Lastly, citing a letter in the WSJ really isn’t the great smack down you think it is. Gender Affirming Care doesn’t exclude the role of mental health professionals, and implying that it does is fundamentally misrepresenting it. What has changed over time is the nature of the role of therapists in that context. Not all transgender people need (or want) regular contact with a therapist, and they successfully navigate their way into the world in their preferred gender role. Obviously, when working with youth, the issues around comprehension, consent, etc. are much more complicated than those experienced by adults in transition, and families should be encouraged to seek out counsellors to support them through the process, regardless of the ultimate direction taken by the patient. The role of mental health professionals in the process has been well documented all versions of the WPATH SOC that I am familiar with, and it is backed up by plenty of clinical evidence and research.
However, one cannot treat this as dichotomous. Working with transgender people is an interdisciplinary matter, and one that requires the expertise of many disciplines for success.
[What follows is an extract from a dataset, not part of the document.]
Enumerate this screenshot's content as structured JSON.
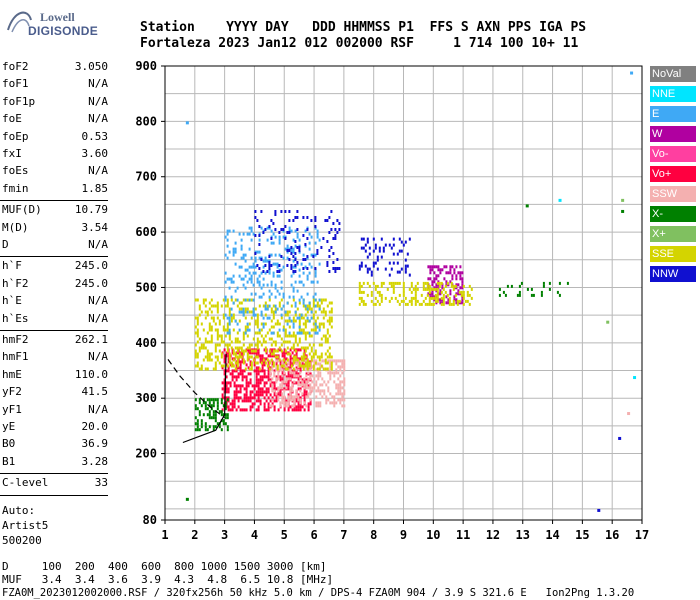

Simply saying “you just need therapy” while withholding medical interventions that would alleviate aspects of the distress that the person is experiencing is horrendously unethical too.
Lastly, I leave you with the general comment that in terms of transition, and in particular medical transition, in spite of all the hype around detransitioners lately the general outcomes are regret rates lower than those for surgeries like hip replacements.
* I do not say this last part to suggest that detransitioners should not be supported - far from it. Gender journeys are long, complex experiences and those who choose ultimately to return to their birth-assigned role are just as deserving of support and encouragement as those who choose to transition and stay.